Open Thread: The Continued Steep Decline of Unions
Writing at National Review, John Fund has an important piece on the declining power and influence of labor unions. Given their significant contribution to aiding and funding the growth of government, this is a positive trend that deserves to be highlighted amidst much of the negative news that conservatives have faced recently, especially considering that this is truly a historic slide to irrelevance:
Unions celebrated after helping secure President Obama’s reelection in November, but it’s been all downhill since then. December saw Michigan, the birthplace of industrial unionism in the 1930s, become a right-to-work state, as GOP state legislators became emboldened by the failure of a well-financed union ballot measure that would have cemented pro-union laws into the state’s constitution.

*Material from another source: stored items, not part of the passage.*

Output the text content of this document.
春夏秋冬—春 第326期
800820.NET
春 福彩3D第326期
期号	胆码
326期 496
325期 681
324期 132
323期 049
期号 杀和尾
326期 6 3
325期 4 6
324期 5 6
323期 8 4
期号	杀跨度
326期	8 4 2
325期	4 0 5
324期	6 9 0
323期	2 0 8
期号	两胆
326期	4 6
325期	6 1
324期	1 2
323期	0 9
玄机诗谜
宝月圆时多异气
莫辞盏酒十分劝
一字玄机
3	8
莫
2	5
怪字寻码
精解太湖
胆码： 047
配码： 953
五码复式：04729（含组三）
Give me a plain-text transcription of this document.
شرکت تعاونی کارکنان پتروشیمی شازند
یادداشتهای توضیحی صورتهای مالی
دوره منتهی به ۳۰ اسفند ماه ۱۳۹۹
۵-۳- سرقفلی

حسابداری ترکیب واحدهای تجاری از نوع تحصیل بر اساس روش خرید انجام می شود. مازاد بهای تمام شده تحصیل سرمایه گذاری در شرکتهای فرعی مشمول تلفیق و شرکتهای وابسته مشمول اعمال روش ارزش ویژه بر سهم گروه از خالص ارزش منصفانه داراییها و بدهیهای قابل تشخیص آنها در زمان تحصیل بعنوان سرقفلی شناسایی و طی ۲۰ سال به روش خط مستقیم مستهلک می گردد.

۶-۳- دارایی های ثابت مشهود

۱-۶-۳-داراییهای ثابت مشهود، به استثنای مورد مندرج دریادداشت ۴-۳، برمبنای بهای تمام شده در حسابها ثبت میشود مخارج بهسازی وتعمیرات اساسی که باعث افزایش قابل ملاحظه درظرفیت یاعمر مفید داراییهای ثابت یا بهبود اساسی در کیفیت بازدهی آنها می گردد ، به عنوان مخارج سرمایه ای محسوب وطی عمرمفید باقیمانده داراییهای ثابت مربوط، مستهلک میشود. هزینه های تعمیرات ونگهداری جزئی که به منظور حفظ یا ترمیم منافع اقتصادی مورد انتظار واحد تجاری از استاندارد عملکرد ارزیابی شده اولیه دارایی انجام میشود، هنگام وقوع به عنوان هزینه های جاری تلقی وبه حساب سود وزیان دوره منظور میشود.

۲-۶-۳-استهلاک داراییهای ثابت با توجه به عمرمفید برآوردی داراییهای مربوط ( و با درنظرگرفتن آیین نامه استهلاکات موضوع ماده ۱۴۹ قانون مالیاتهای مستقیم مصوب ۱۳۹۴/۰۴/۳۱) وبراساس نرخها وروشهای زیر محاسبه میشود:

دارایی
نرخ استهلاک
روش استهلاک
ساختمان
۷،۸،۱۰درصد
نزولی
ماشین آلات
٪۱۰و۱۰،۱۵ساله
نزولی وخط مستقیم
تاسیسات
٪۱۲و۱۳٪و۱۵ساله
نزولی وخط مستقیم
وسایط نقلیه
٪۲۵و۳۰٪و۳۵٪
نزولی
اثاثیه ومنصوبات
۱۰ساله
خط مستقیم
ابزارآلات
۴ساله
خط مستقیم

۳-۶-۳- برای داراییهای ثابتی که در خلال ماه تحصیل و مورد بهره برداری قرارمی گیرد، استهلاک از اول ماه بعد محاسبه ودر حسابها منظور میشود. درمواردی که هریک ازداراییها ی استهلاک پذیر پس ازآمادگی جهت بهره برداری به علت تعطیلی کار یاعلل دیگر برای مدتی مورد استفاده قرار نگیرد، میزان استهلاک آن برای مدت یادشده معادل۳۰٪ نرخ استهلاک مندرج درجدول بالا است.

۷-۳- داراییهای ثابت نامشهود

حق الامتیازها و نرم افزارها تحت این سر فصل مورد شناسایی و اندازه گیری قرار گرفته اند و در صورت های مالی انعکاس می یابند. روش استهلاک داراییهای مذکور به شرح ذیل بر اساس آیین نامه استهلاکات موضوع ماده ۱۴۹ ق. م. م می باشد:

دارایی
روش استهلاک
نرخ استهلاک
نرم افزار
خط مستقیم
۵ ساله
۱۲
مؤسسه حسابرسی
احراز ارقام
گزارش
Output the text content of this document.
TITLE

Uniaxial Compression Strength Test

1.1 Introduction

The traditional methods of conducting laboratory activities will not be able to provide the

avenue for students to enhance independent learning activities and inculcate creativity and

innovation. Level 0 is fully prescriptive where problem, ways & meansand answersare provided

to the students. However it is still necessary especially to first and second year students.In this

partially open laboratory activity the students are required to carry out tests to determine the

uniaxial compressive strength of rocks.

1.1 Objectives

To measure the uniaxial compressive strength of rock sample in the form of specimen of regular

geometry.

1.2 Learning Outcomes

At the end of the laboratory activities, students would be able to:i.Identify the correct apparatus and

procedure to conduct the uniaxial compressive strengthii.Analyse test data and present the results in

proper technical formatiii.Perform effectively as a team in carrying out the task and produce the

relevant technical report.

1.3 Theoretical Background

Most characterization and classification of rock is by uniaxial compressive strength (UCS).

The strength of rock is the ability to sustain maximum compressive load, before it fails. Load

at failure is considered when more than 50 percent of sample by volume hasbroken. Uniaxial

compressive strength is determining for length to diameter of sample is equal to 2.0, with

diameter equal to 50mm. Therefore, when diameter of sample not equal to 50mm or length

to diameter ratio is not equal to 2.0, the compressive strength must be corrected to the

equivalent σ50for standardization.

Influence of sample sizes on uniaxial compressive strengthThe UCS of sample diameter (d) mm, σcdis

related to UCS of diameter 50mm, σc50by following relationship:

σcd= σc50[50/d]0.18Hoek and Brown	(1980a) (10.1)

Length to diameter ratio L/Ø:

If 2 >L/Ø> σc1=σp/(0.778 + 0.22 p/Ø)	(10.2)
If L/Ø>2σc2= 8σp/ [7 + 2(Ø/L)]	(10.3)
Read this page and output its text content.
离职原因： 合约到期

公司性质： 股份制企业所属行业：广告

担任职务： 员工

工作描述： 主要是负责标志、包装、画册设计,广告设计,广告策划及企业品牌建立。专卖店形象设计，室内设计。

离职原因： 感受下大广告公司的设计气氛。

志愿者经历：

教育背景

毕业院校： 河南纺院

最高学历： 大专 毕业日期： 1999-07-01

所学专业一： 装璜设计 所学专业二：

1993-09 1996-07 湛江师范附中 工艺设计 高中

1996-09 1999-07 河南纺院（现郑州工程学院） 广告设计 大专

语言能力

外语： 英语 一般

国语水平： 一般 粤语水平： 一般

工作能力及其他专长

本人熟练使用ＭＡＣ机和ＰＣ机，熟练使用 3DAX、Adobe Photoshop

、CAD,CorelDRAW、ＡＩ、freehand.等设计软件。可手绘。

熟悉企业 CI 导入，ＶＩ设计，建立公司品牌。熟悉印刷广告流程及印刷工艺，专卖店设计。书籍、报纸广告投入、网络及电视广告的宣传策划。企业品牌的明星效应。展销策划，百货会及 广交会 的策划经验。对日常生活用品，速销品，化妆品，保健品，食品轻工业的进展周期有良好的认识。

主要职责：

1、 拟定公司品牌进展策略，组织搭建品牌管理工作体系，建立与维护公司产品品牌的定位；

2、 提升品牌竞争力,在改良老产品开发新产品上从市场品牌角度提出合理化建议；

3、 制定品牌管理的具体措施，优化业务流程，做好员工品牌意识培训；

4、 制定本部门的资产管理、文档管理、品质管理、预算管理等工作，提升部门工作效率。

This week the bad news accelerated. On Tuesday, Labor Secretary Hilda Solis, who had announced her departure on January 9, cleaned out her desk and flew back home to California, leaving the department in the hands of a caretaker deputy — an unusual move, since most cabinet secretaries stay on until a successor is in place.
On Wednesday, the Labor Department reported that during President Obama’s first term, the percentage of workers belonging to unions declined faster than it did during the two terms of President George W. Bush. To be specific, the unionization rate is now 11.2 percent of all workers. Private-sector unionization fell from 6.9 percent to 6.6 percent, and the government unionization rate dropped from 37 percent to 35.9 percent.
There is a certain amount of irony in the notion that just as the expansion of the welfare state has negatively impacted the family, it also seems to have diminished government growth's biggest boosters, the unions.